2 tablespoons vegetable oil
2 pounds chuck steak, cut into 1/2-inch dice
salt and pepper
1 pound hot Italian sausages, casings removed and meat broken into small pieces
1 small white onion, chopped
6 garlic cloves, minced
1 tablespoon chili powder
1 tablespoon paprika
1 1/2 teaspoon ground cumin
One 28-ounce can diced tomatoes
1 cup water
One 15-ounce can pinto beans, drained
One 15-ounce can cannellini beans, drained
One 15-ounce can kidney beans, drained
Shredded cheddar cheese, chopped green onions, and sour cream, for serving

1. In a large pot, heat the oil. Season the chuck with salt and pepper. Add half of the chuck and cook over moderately high heat until browned, about 5 minutes. Using a slotted spoon, transfer the meat to a plate. Repeat with the remaining chuck. Add the sausage and cook until browned, breaking it up with a spoon, about 4 minutes.
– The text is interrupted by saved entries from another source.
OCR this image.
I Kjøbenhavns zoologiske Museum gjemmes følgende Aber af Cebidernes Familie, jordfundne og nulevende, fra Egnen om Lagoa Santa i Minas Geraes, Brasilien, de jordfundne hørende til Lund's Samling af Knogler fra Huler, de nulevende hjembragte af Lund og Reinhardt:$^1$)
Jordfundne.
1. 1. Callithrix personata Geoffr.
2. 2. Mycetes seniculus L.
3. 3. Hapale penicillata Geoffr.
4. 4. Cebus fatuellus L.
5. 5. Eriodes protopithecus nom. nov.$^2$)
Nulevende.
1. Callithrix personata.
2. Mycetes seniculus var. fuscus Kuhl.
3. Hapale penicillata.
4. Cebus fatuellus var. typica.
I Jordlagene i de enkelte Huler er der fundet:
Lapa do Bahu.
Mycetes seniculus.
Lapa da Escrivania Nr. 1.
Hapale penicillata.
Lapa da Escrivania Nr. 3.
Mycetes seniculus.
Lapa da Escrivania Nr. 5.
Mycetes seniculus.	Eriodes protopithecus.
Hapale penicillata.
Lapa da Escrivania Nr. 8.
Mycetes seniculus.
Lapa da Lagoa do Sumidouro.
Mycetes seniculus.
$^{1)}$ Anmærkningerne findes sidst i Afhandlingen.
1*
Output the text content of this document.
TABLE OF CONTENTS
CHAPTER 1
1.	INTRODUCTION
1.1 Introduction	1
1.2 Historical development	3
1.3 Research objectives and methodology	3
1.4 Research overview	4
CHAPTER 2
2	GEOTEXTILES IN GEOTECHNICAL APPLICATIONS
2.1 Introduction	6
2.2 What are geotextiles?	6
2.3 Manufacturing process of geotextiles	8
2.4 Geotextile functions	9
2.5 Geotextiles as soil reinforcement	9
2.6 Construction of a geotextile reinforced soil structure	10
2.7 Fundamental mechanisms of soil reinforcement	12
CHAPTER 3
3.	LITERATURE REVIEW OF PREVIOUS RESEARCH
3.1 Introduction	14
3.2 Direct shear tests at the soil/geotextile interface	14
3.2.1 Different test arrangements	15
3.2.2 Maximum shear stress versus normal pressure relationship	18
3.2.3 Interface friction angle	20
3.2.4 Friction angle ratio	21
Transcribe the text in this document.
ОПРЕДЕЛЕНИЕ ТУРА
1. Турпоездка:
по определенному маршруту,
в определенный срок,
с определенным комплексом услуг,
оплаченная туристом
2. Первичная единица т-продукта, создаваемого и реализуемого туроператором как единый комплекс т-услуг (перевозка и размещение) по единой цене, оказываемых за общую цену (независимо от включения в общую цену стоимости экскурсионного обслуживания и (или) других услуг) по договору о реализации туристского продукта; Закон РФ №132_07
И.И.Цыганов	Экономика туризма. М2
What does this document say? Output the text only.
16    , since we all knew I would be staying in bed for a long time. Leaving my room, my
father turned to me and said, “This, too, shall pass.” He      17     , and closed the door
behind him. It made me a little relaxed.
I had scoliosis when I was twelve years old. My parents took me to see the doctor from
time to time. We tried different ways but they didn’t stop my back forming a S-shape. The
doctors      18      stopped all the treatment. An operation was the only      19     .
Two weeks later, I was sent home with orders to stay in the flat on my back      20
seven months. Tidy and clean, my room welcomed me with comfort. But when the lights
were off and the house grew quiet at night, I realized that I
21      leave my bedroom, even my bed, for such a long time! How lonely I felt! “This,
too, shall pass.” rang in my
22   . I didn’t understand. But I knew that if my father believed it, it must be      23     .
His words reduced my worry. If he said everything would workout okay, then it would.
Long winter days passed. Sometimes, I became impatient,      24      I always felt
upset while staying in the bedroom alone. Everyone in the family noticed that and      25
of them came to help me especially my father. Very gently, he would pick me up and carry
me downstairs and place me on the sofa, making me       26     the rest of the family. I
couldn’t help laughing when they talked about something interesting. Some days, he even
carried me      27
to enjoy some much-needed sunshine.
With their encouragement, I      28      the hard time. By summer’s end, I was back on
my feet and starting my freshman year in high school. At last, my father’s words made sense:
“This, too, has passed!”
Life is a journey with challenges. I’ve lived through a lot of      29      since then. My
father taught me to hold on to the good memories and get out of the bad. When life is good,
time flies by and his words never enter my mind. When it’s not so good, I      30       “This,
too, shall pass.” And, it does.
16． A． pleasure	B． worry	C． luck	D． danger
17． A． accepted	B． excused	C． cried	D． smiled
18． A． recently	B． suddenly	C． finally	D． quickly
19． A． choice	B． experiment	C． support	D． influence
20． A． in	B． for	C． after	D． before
Add the sausage to the diced chuck.

2. Add the chopped onion to the casserole and cook over moderate heat until tender, about 4 minutes. Add the garlic and cook for 2 minutes. Stir in the chili powder, paprika, cumin and the chuck, sausage and any accumulated juices. Cook, stirring until fragrant, about 1 minute. Add the tomatoes and their juices and the water. Cover and sim-mer over moderately low heat for 1 hour.

3. Stir in the beans and simmer uncovered until thickened, about 15 minutes. Season with salt. Serve the chili in deep bowls, passing the cheese, scallions, and sour cream on the side.